MOSCOW -- Need a business license? Try giving a nice six-place china set to a municipal clerk. For one recent applicant, was the necessary creative touch.
Hoping to dodge the draft on your 18th birthday? An $800 doctor's office visit will buy you a bad case of asthma. Because in Russia, bribery is a way of life.
Tips or gifts will buy a place at the head of the motor vehicle registration line. They will gain a willing ear from apartment landlords; they will secure a child's place in a sought-after public school piano class. For the cost-conscious, Moscow newspapers list the going rates for whatever ostensibly free government service you may need.
"Bribery is a very old Russian tradition," observes Konstantin Zuyev, a philosopher at the Russian Academy of Sciences. "It's illegal from a formal point of view but totally legal in public opinion.
"In the Soviet era, money wasn't exchanged -- it was the right kind of cognac or shoes. And it wasn't so directly and openly done as now."
Since the breakup of the Soviet Union and the growth of a stratum of "beeznessmen," the million-dollar sums of big-time bribery have become regular fodder for headlines. Last month, the renowned Korov Ballet gained unwanted attention because of the arrests of its director and its chief choreographer for allegedly taking bribes to arrange foreign tours of the company. St. Petersburg police alleged that bribes taken over several years amounted to "millions of dollars."
But it is the smaller, matter-of-fact payments that allow government workers to buy their daily bread, and maybe a little extra.

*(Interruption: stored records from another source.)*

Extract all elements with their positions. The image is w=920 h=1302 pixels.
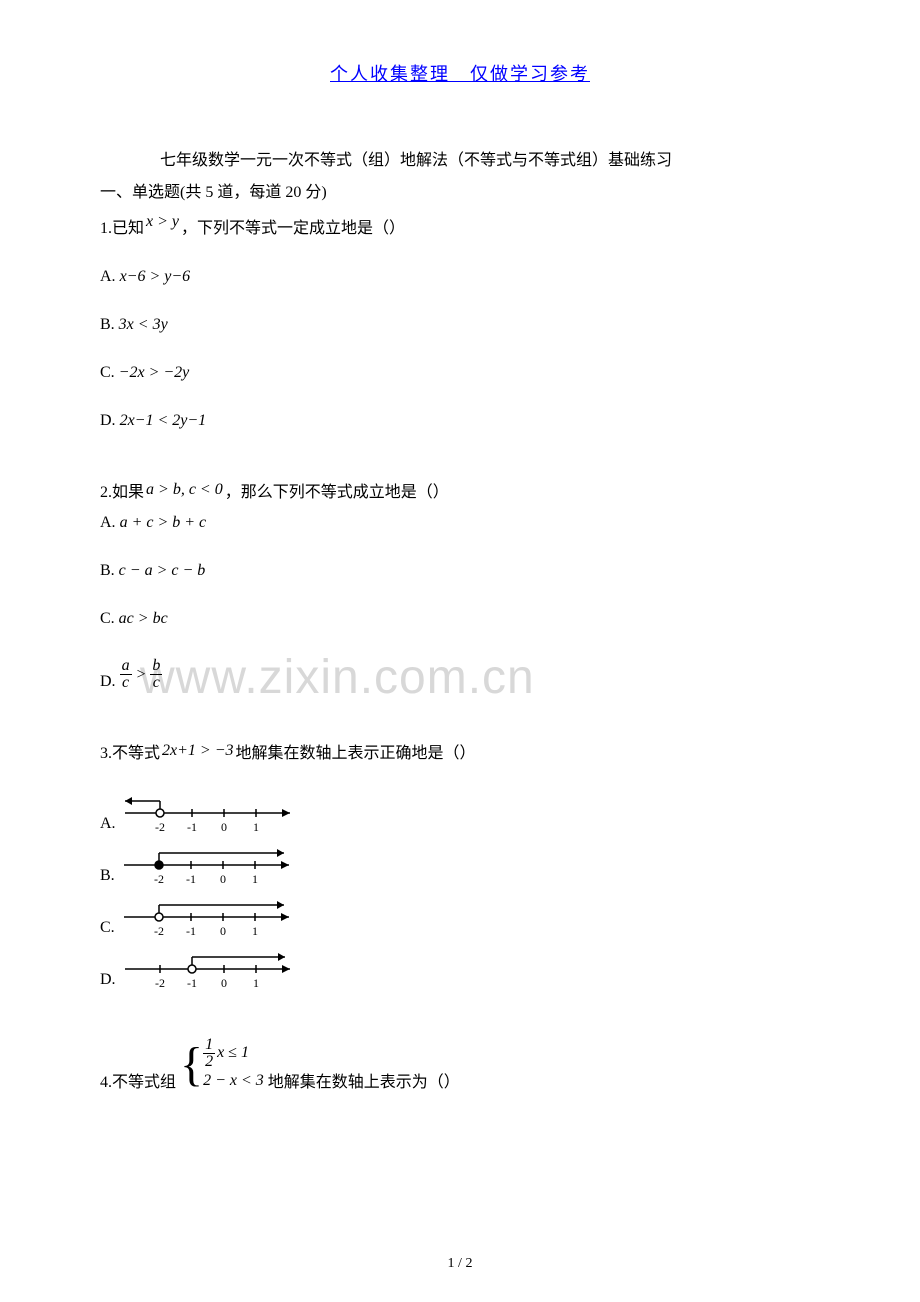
q2-option-d: D. a c > b c — [100, 658, 820, 691]
numberline-b: -2 -1 0 1 — [119, 845, 299, 885]
q3-stem: 3.不等式 2x+1 > −3 地解集在数轴上表示正确地是（） — [100, 739, 820, 763]
q3-option-d: D. -2 -1 0 1 — [100, 949, 820, 989]
option-label: C. — [100, 610, 115, 628]
q2-option-a: A. a + c > b + c — [100, 514, 820, 532]
exercise-title: 七年级数学一元一次不等式（组）地解法（不等式与不等式组）基础练习 — [160, 146, 820, 170]
q1-stem: 1.已知 x > y ，下列不等式一定成立地是（） — [100, 214, 820, 238]
option-label: B. — [100, 562, 115, 580]
numberline-c: -2 -1 0 1 — [119, 897, 299, 937]
option-label: D. — [100, 673, 116, 691]
frac-num: b — [152, 658, 160, 674]
option-label: B. — [100, 867, 115, 885]
option-label: A. — [100, 815, 116, 833]
q3-suffix: 地解集在数轴上表示正确地是（） — [236, 739, 476, 763]
svg-text:0: 0 — [220, 924, 226, 937]
svg-text:-2: -2 — [155, 976, 165, 989]
q1-suffix: ，下列不等式一定成立地是（） — [181, 214, 405, 238]
frac-den: 2 — [205, 1054, 213, 1070]
q2-option-c: C. ac > bc — [100, 610, 820, 628]
option-label: D. — [100, 412, 116, 430]
q1-c-math: −2x > −2y — [119, 364, 190, 382]
page-header: 个人收集整理 仅做学习参考 — [100, 60, 820, 86]
q4-prefix: 4.不等式组 — [100, 1068, 176, 1092]
svg-text:0: 0 — [221, 976, 227, 989]
numberline-a: -2 -1 0 1 — [120, 793, 300, 833]
q1-option-a: A. x−6 > y−6 — [100, 268, 820, 286]
frac-den: c — [122, 675, 129, 691]
q3-math: 2x+1 > −3 — [162, 742, 234, 760]
svg-text:-1: -1 — [186, 924, 196, 937]
sys-line2: 2 − x < 3 — [203, 1070, 264, 1092]
svg-text:1: 1 — [252, 872, 258, 885]
option-label: D. — [100, 971, 116, 989]
option-label: A. — [100, 268, 116, 286]
svg-text:0: 0 — [221, 820, 227, 833]
option-label: A. — [100, 514, 116, 532]
q1-option-c: C. −2x > −2y — [100, 364, 820, 382]
q2-stem: 2.如果 a > b, c < 0 ，那么下列不等式成立地是（） — [100, 478, 820, 502]
q3-option-b: B. -2 -1 0 1 — [100, 845, 820, 885]
q3-prefix: 3.不等式 — [100, 739, 160, 763]
svg-text:-1: -1 — [186, 872, 196, 885]
svg-text:1: 1 — [252, 924, 258, 937]
q1-option-d: D. 2x−1 < 2y−1 — [100, 412, 820, 430]
q3-option-a: A. -2 -1 0 1 — [100, 793, 820, 833]
q2-suffix: ，那么下列不等式成立地是（） — [225, 478, 449, 502]
svg-text:-1: -1 — [187, 820, 197, 833]
svg-text:-2: -2 — [154, 872, 164, 885]
option-label: B. — [100, 316, 115, 334]
q1-b-math: 3x < 3y — [119, 316, 168, 334]
svg-text:-1: -1 — [187, 976, 197, 989]
svg-text:0: 0 — [220, 872, 226, 885]
q3-option-c: C. -2 -1 0 1 — [100, 897, 820, 937]
svg-text:1: 1 — [253, 820, 259, 833]
svg-text:-2: -2 — [155, 820, 165, 833]
q2-math: a > b, c < 0 — [146, 481, 223, 499]
option-label: C. — [100, 364, 115, 382]
q1-d-math: 2x−1 < 2y−1 — [120, 412, 207, 430]
sys-line1-rest: x ≤ 1 — [217, 1042, 249, 1064]
q2-d-math: a c > b c — [120, 658, 163, 691]
q2-prefix: 2.如果 — [100, 478, 144, 502]
q1-math: x > y — [146, 213, 179, 231]
q4-suffix: 地解集在数轴上表示为（） — [268, 1068, 460, 1092]
section-title: 一、单选题(共 5 道，每道 20 分) — [100, 178, 820, 202]
q2-c-math: ac > bc — [119, 610, 168, 628]
numberline-d: -2 -1 0 1 — [120, 949, 300, 989]
page-number: 1 / 2 — [448, 1256, 473, 1272]
frac-den: c — [153, 675, 160, 691]
frac-num: 1 — [205, 1037, 213, 1053]
svg-text:-2: -2 — [154, 924, 164, 937]
frac-op: > — [136, 666, 147, 684]
q1-option-b: B. 3x < 3y — [100, 316, 820, 334]
q2-b-math: c − a > c − b — [119, 562, 206, 580]
q1-a-math: x−6 > y−6 — [120, 268, 191, 286]
option-label: C. — [100, 919, 115, 937]
q4-stem: 4.不等式组 { 1 2 x ≤ 1 2 − x < 3 地解集在数轴上表示为（… — [100, 1037, 820, 1092]
page-content: 个人收集整理 仅做学习参考 七年级数学一元一次不等式（组）地解法（不等式与不等式… — [100, 60, 820, 1092]
frac-num: a — [122, 658, 130, 674]
q2-a-math: a + c > b + c — [120, 514, 207, 532]
q4-system: { 1 2 x ≤ 1 2 − x < 3 — [180, 1037, 264, 1092]
svg-text:1: 1 — [253, 976, 259, 989]
q2-option-b: B. c − a > c − b — [100, 562, 820, 580]
q1-prefix: 1.已知 — [100, 214, 144, 238]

There is the case of the GAI, the national traffic police who are posted at every major intersection. They prowl lines of backed-up traffic or step into the midst of fast-moving cars and point their baton at an offending driver.
For every driver who is stopped, a member of the GAI collects a few dollars worth of fines. And the officers are universally believed to pocket much of what they collect.
An experiment in August by Interior Minister Anatoly Kulikov helped confirm everyone's suspicions. An undercover ministry official was dispatched as a truck driver on a 500-mile trip. He stopped at 24 checkpoints. At 22 of them, GAI officers took bribes.
Crime reporter Maxim Glikin wrote in Obshaya Gazeta about an officer who earns the bulk of his income at what the man described as his "part-time job": He stands in his uniform on a street, flags down trucks and asks $10 for imaginary traffic offenses. In his real job, he has no authority to stop drivers.